We expand out the left-hand side using Lemma 13. The contribution of the non-principal characters \(\chi \) extend continuously to \(\mathrm{Re}(s) = 1\) thanks to the non-vanishing of \(L(s,\chi )\) on this line (which should follow from another component of this project), so it suffices to show that for the principal character \(\chi _0\), that

\[ -\frac{L'(s,\chi _0)}{L(s,\chi _0)} - \frac{1}{s-1} \]

also extends continuously here.

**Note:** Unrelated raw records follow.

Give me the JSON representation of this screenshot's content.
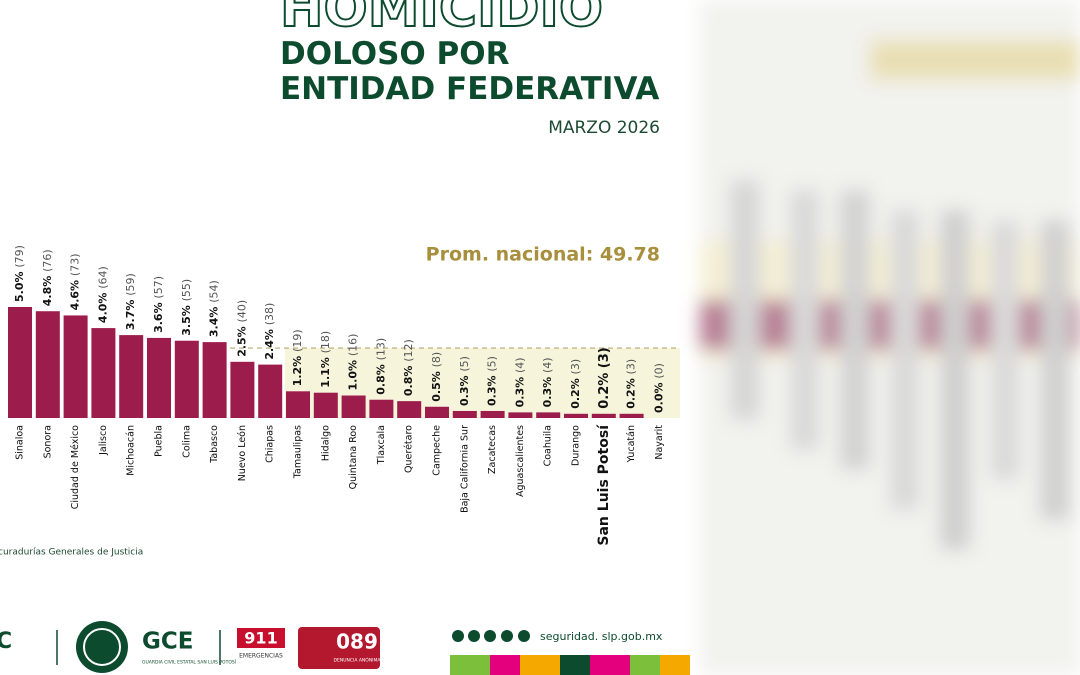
{
  "chart_data": {
    "type": "bar",
    "title": "HOMICIDIO",
    "subtitle": "DOLOSO POR ENTIDAD FEDERATIVA",
    "date": "MARZO 2026",
    "categories": [
      "Sinaloa",
      "Sonora",
      "Ciudad de México",
      "Jalisco",
      "Michoacán",
      "Puebla",
      "Colima",
      "Tabasco",
      "Nuevo León",
      "Chiapas",
      "Tamaulipas",
      "Hidalgo",
      "Quintana Roo",
      "Tlaxcala",
      "Querétaro",
      "Campeche",
      "Baja California Sur",
      "Zacatecas",
      "Aguascalientes",
      "Coahuila",
      "Durango",
      "San Luis Potosí",
      "Yucatán",
      "Nayarit"
    ],
    "values": [
      79,
      76,
      73,
      64,
      59,
      57,
      55,
      54,
      40,
      38,
      19,
      18,
      16,
      13,
      12,
      8,
      5,
      5,
      4,
      4,
      3,
      3,
      3,
      0
    ],
    "value_labels": [
      "5.0% (79)",
      "4.8% (76)",
      "4.6% (73)",
      "4.0% (64)",
      "3.7% (59)",
      "3.6% (57)",
      "3.5% (55)",
      "3.4% (54)",
      "2.5% (40)",
      "2.4% (38)",
      "1.2% (19)",
      "1.1% (18)",
      "1.0% (16)",
      "0.8% (13)",
      "0.8% (12)",
      "0.5% (8)",
      "0.3% (5)",
      "0.3% (5)",
      "0.3% (4)",
      "0.3% (4)",
      "0.2% (3)",
      "0.2% (3)",
      "0.2% (3)",
      "0.0% (0)"
    ],
    "color": "#9c1c4b",
    "highlight": "San Luis Potosí",
    "average": {
      "value": 49.78,
      "label": "Prom. nacional: 49.78"
    },
    "ylim": [
      0,
      100
    ],
    "source": "curadurías Generales de Justicia"
  },
  "footer": {
    "gce": "GCE",
    "gce_sub": "GUARDIA CIVIL ESTATAL SAN LUIS POTOSÍ",
    "n911": "911",
    "n911_sub": "EMERGENCIAS",
    "n089": "089",
    "n089_sub": "DENUNCIA ANÓNIMA",
    "web": "seguridad. slp.gob.mx"
  }
}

But we already know that

\[ -\frac{\zeta '(s)}{\zeta (s)} - \frac{1}{s-1} \]

extends, and from Euler product machinery one has the identity

\[ \frac{L'(s,\chi _0)}{L(s,\chi _0)} = \frac{\zeta '(s)}{\zeta (s)} + \sum _{p|q} \frac{\log p}{p^s-1}. \]

Since there are only finitely many primes dividing \(q\), and each summand \(\frac{\log p}{p^s-1}\) extends continuously, the claim follows.

Theorem 2 WeakPNT_AP

If \(q ≥ 1\) and \(a\) is coprime to \(q\), we have

\[ \sum _{n \leq x: n = a\ (q)} \Lambda (n) = \frac{x}{\varphi (q)} + o(x). \]

Proof ▶

Apply Theorem 3 (or Theorem 6) to Proposition 2. (The Chebyshev bound follows from the corresponding bound for \(\Lambda \).)

2.5 The Chebotarev density theorem: the case of cyclotomic extensions

In this section, \(K\) is a number field, \(L = K(\mu _m)\) for some natural number \(m\), and \(G = Gal(K/L)\).

The goal here is to prove the Chebotarev density theorem for the case of cyclotomic extensions.

Lemma 14 Dedekind_factor

We have

\[ \zeta _L(s) = \prod _{\chi } L(\chi ,s) \]

for \(\Re (s) {\gt} 1\), where \(\chi \) runs over homomorphisms from \(G\) to \(\mathbb {C}^\times \) and \(L\) is the Artin \(L\)-function.

Proof ▶

See Propositions 7.1.16, 7.1.19 of https://www.math.ucla.edu/ sharifi/algnum.pdf .

Lemma 15 Simple pole

\(\zeta _L\) has a simple pole at \(s=1\).

Proof ▶

See Theorem 7.1.12 of https://www.math.ucla.edu/ sharifi/algnum.pdf .

Lemma 16 Dedekind_nonvanishing

For any non-principal character \(\chi \) of \(Gal(K/L)\), \(L(\chi ,s)\) does not vanish for \(\Re (s)=1\).

Proof ▶

For \(s=1\), this will follow from Lemmas 14, 15. For the rest of the line, one should be able to adapt the arguments for the Dirichet L-function.

2.6 The Chebotarev density theorem: the case of abelian extensions

(Use the arguments in Theorem 7.2.2 of https://www.math.ucla.edu/ sharifi/algnum.pdf to extend the previous results to abelian extensions (actually just cyclic extensions would suffice))

2.7 The Chebotarev density theorem: the general case

(Use the arguments in Theorem 7.2.2 of https://www.math.ucla.edu/ sharifi/algnum.pdf to extend the previous results to arbitrary extensions

Lemma 17 PNT for one character

For any non-principal character \(\chi \) of \(Gal(K/L)\),

\[ \sum _{N \mathfrak {p} \leq x} \chi (\mathfrak {p}) \log N \mathfrak {p} = o(x). \]

Proof ▶

This should follow from Lemma ?? and the arguments for the Dirichlet L-function. (It may be more convenient to work with a von Mangoldt type function instead of \(\log N\mathfrak {p}\)).